2. Proofs of loss. Was the verdict properly directed because proofs of loss were not furnished? A written statement was prepared by the adjuster and signed and verified by the oath of the insured. The loss was confined to an automobile. It was examined soon after the fire by defendant’s adjuster. No suggestion was made to plaintiff by either the adjuster or the agent, Mr. Goodman, that other or further proof of loss was required. We think, under the rule laid down in Gristock v. Insurance Co., 84 Mich. 161, the question of waiver was for the jury. It was there said:

“If the conduct and acts and conversation of the adjuster would induce an honest belief on the part of Mr. Gristock that the proofs that were being made, and the certificates that were being furnished, and the negotiations that were being had, were all that were required by the company, and that Mr. Gristock acted with an honest belief that these were all the company required, and that he was warranted from the facts in entertaining that belief in good faith, as a reasonable man, then the jury would be justified in finding that the formal proofs of loss were waived on the part of the company.”

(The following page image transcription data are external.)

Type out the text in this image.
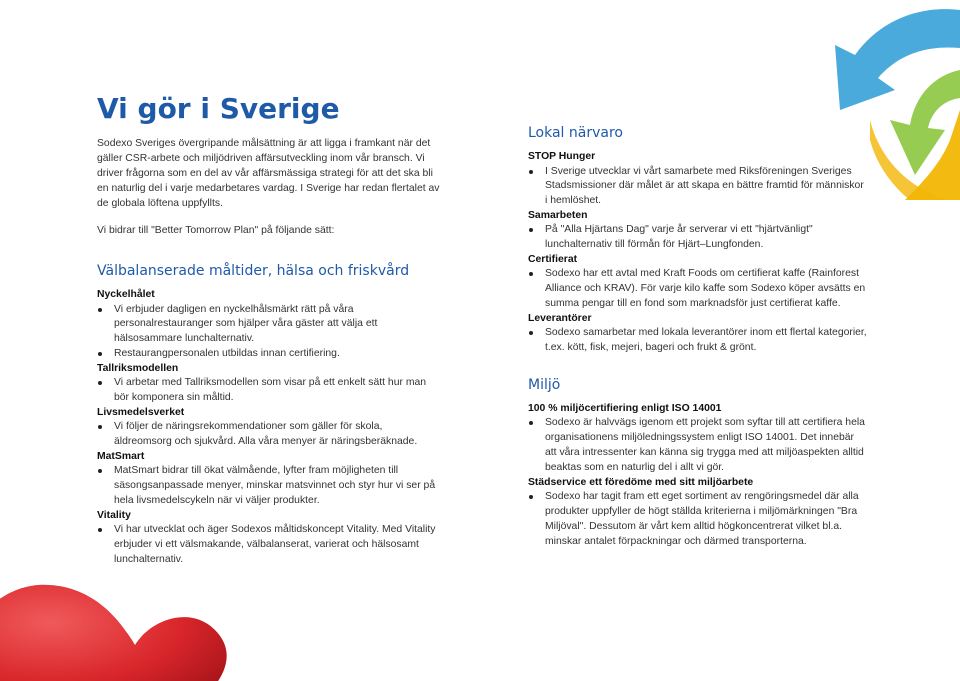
Vi gör i Sverige

Sodexo Sveriges övergripande målsättning är att ligga i framkant när det gäller CSR-arbete och miljödriven affärsutveckling inom vår bransch. Vi driver frågorna som en del av vår affärsmässiga strategi för att det ska bli en naturlig del i varje medarbetares vardag. I Sverige har redan flertalet av de globala löftena uppfyllts.

Vi bidrar till "Better Tomorrow Plan" på följande sätt:

Välbalanserade måltider, hälsa och friskvård

Nyckelhålet

Vi erbjuder dagligen en nyckelhålsmärkt rätt på våra personalrestauranger som hjälper våra gäster att välja ett hälsosammare lunchalternativ.
Restaurangpersonalen utbildas innan certifiering.

Tallriksmodellen

Vi arbetar med Tallriksmodellen som visar på ett enkelt sätt hur man bör komponera sin måltid.

Livsmedelsverket

Vi följer de näringsrekommendationer som gäller för skola, äldreomsorg och sjukvård. Alla våra menyer är näringsberäknade.

MatSmart

MatSmart bidrar till ökat välmående, lyfter fram möjligheten till säsongsanpassade menyer, minskar matsvinnet och styr hur vi ser på hela livsmedelscykeln när vi väljer produkter.

Vitality

Vi har utvecklat och äger Sodexos måltidskoncept Vitality. Med Vitality erbjuder vi ett välsmakande, välbalanserat, varierat och hälsosamt lunchalternativ.
Lokal närvaro

STOP Hunger

I Sverige utvecklar vi vårt samarbete med Riksföreningen Sveriges Stadsmissioner där målet är att skapa en bättre framtid för människor i hemlöshet.

Samarbeten

På "Alla Hjärtans Dag" varje år serverar vi ett "hjärtvänligt" lunchalternativ till förmån för Hjärt–Lungfonden.

Certifierat

Sodexo har ett avtal med Kraft Foods om certifierat kaffe (Rainforest Alliance och KRAV). För varje kilo kaffe som Sodexo köper avsätts en summa pengar till en fond som marknadsför just certifierat kaffe.

Leverantörer

Sodexo samarbetar med lokala leverantörer inom ett flertal kategorier, t.ex. kött, fisk, mejeri, bageri och frukt & grönt.
Miljö

100 % miljöcertifiering enligt ISO 14001

Sodexo är halvvägs igenom ett projekt som syftar till att certifiera hela organisationens miljöledningssystem enligt ISO 14001. Det innebär att våra intressenter kan känna sig trygga med att miljöaspekten alltid beaktas som en naturlig del i allt vi gör.

Städservice ett föredöme med sitt miljöarbete

Sodexo har tagit fram ett eget sortiment av rengöringsmedel där alla produkter uppfyller de högt ställda kriterierna i miljömärkningen "Bra Miljöval". Dessutom är vårt kem alltid högkoncentrerat vilket bl.a. minskar antalet förpackningar och därmed transporterna.
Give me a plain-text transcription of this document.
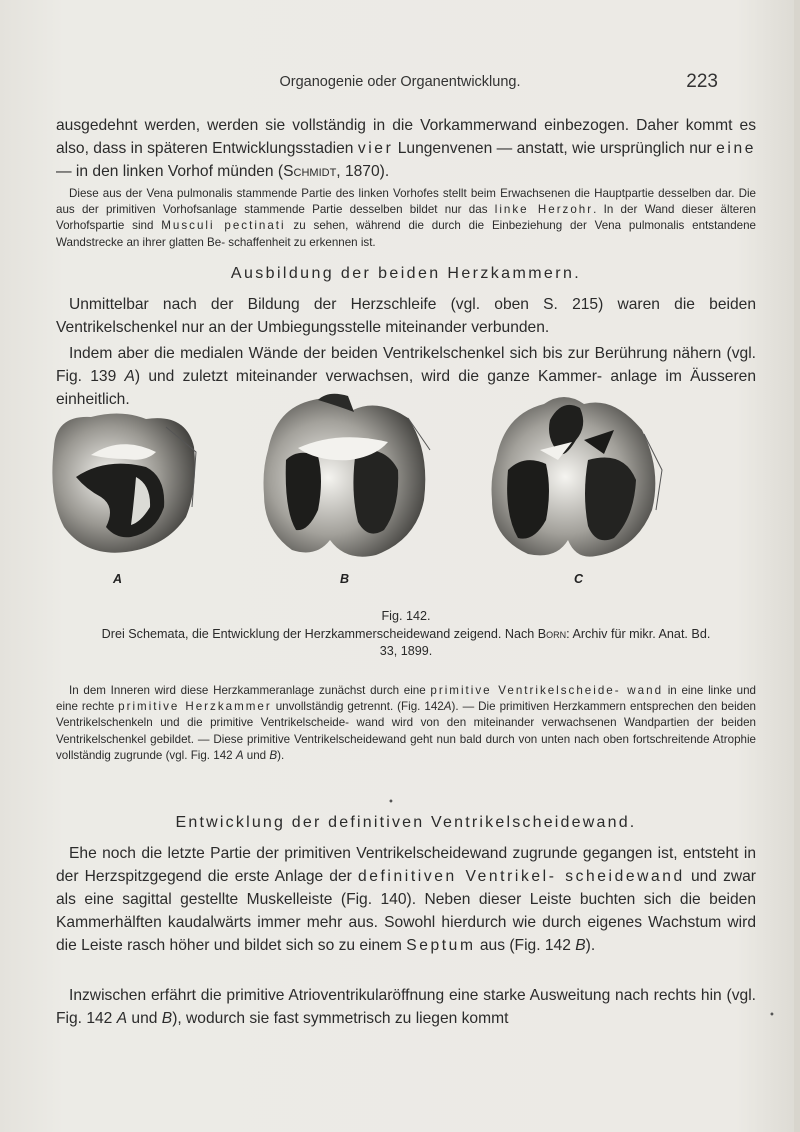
Organogenie oder Organentwicklung.	223
ausgedehnt werden, werden sie vollständig in die Vorkammerwand einbezogen. Daher kommt es also, dass in späteren Entwicklungsstadien vier Lungenvenen — anstatt, wie ursprünglich nur eine — in den linken Vorhof münden (Schmidt, 1870).
Diese aus der Vena pulmonalis stammende Partie des linken Vorhofes stellt beim Erwachsenen die Hauptpartie desselben dar. Die aus der primitiven Vorhofsanlage stammende Partie desselben bildet nur das linke Herzohr. In der Wand dieser älteren Vorhofspartie sind Musculi pectinati zu sehen, während die durch die Einbeziehung der Vena pulmonalis entstandene Wandstrecke an ihrer glatten Be- schaffenheit zu erkennen ist.
Ausbildung der beiden Herzkammern.
Unmittelbar nach der Bildung der Herzschleife (vgl. oben S. 215) waren die beiden Ventrikelschenkel nur an der Umbiegungsstelle miteinander verbunden.
Indem aber die medialen Wände der beiden Ventrikelschenkel sich bis zur Berührung nähern (vgl. Fig. 139 A) und zuletzt miteinander verwachsen, wird die ganze Kammer- anlage im Äusseren einheitlich.
A	B	C
Fig. 142.
Drei Schemata, die Entwicklung der Herzkammerscheidewand zeigend. Nach Born: Archiv für mikr. Anat. Bd. 33, 1899.
In dem Inneren wird diese Herzkammeranlage zunächst durch eine primitive Ventrikelscheide- wand in eine linke und eine rechte primitive Herzkammer unvollständig getrennt. (Fig. 142A). — Die primitiven Herzkammern entsprechen den beiden Ventrikelschenkeln und die primitive Ventrikelscheide- wand wird von den miteinander verwachsenen Wandpartien der beiden Ventrikelschenkel gebildet. — Diese primitive Ventrikelscheidewand geht nun bald durch von unten nach oben fortschreitende Atrophie vollständig zugrunde (vgl. Fig. 142 A und B).
Entwicklung der definitiven Ventrikelscheidewand.
Ehe noch die letzte Partie der primitiven Ventrikelscheidewand zugrunde gegangen ist, entsteht in der Herzspitzgegend die erste Anlage der definitiven Ventrikel- scheidewand und zwar als eine sagittal gestellte Muskelleiste (Fig. 140). Neben dieser Leiste buchten sich die beiden Kammerhälften kaudalwärts immer mehr aus. Sowohl hierdurch wie durch eigenes Wachstum wird die Leiste rasch höher und bildet sich so zu einem Septum aus (Fig. 142 B).
Inzwischen erfährt die primitive Atrioventrikularöffnung eine starke Ausweitung nach rechts hin (vgl. Fig. 142 A und B), wodurch sie fast symmetrisch zu liegen kommt
•
•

The judgment entered is reversed and set aside and the record remanded to the circuit court with directions to enter judgment upon the verdict of the jury. The plaintiff will recover his costs of both courts.

Fellows, C. J., and Wiest, McDonald, Clark, Bird, Moore, and Steere, JJ., concurred.

arbitration agreements, their validity and binding force, see note in 47 L. R. A. (N. S.) 337.